Patent document 1 discloses a vehicular control apparatus, which includes a microcomputer (electronic control circuit) for in-vehicle communication and a power IC for supplying electric power to the microcomputer.
According to patent document 1, as shown by a flowchart in FIG. 11, when a sleep condition is satisfied (step S2: YES) by, for example, turn-off of an ignition switch of a vehicle, shutting off of a system (shutting off electric power supply to the microcomputer) from a normal control condition (step S1) is performed in the following manner.
In case that CAN, for example, is adopted as an in-vehicle LAN, the shutoff processing is executed (step S4) after completing preparation (CAN-Wakeup permission, step S3) so that the microcomputer may wake up when a dominant signal is transmitted to a communication bus and communication is started responsively. When the power IC shuts off a power voltage VOM supplied to the microcomputer, the power voltage VOM falls. When the microcomputer is reset (low-active) (step S5: YES), the microcomputer changes its state to a sleep state (step S6) and stops its operation.    (Patent document 1) JP 4032955 corresponding to US 2004/0122565
However, according the shutoff sequence in patent document 1, the microcomputer repeats an infinite loop of step S5 after outputting a shutoff command to the power IC. Thus the microcomputer waits for being reset. When any one of masters transmits a dominant signal to the communication bus for the in-vehicle communication as shown in FIG. 8 (refer to (c)) under this condition, the system starts the wake-up sequence. The power voltage VOM supplied by the power IC rises again (refer to (a)), but the microcomputer remains in the same condition (refer to (d)), in which the microcomputer repeats the infinite loop and waits for being reset. That is, the microcomputer remains deadlocked in the reset wait state, waiting for the reset signal being changed to low.

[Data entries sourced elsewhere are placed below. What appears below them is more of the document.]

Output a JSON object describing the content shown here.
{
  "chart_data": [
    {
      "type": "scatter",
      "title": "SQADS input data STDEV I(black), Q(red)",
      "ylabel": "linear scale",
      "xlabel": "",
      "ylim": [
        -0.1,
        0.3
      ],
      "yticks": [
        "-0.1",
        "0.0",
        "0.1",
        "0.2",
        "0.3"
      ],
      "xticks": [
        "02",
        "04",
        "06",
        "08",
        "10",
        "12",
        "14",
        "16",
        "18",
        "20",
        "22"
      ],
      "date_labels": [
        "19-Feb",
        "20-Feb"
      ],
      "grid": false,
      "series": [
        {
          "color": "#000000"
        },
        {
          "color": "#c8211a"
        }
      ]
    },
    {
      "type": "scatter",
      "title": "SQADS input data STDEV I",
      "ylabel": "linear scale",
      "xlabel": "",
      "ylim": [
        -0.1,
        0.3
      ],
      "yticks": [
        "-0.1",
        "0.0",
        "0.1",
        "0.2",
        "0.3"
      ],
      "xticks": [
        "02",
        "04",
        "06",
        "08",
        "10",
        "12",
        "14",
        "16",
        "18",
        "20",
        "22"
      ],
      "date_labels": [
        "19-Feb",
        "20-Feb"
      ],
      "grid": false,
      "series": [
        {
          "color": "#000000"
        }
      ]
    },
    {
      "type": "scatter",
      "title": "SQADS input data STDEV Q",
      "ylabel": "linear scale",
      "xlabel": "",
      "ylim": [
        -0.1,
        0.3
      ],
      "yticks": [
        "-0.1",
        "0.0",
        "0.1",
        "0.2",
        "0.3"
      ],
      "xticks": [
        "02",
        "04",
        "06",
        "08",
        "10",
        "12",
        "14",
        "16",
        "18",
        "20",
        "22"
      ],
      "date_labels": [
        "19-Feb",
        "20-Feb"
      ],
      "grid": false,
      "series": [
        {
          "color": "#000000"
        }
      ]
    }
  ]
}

In case of an electronic control unit (ECU) for controlling a gear transmission of the vehicle, for example, a specification is provided such that a gear position in the transmission at that time is displayed on an instrument panel in the vehicle when a door of the vehicle opens or a driver seats on a driver's seat. According to this specification, the dominant signal is transmitted to a communication bus when the driver opens the door to get out of the vehicle after turning off an ignition switch. As a result, the deadlock state arises. To counter this problem, as shown in FIG. 13 for example, it is proposed to monitor whether a dominant signal (CAN Rx=H) is transmitted to the communication bus (step S7) during a period, in which the microcomputer waits for being reset at step S5 (NO).
However, a threshold value (for example, about 2V) provided so that a communication driver IC operable with CAN may detect the dominant signal differs from a high level threshold value (for example 3.5V) provided so that the microcomputer may recognize a Rx signal, which is an output signal of a communication driver IC. It is thus likely that the wakeup sequence is not performed normally because of difference in detection timing of the dominant signal and the Rx signal. In addition, each detection is performed in a period, in which the power voltage supplied to the microcomputer fluctuates, the difference in detection timing becomes greater. As a result, it is likely that the detection and recognition become different between the dominant signal and the Rx signal.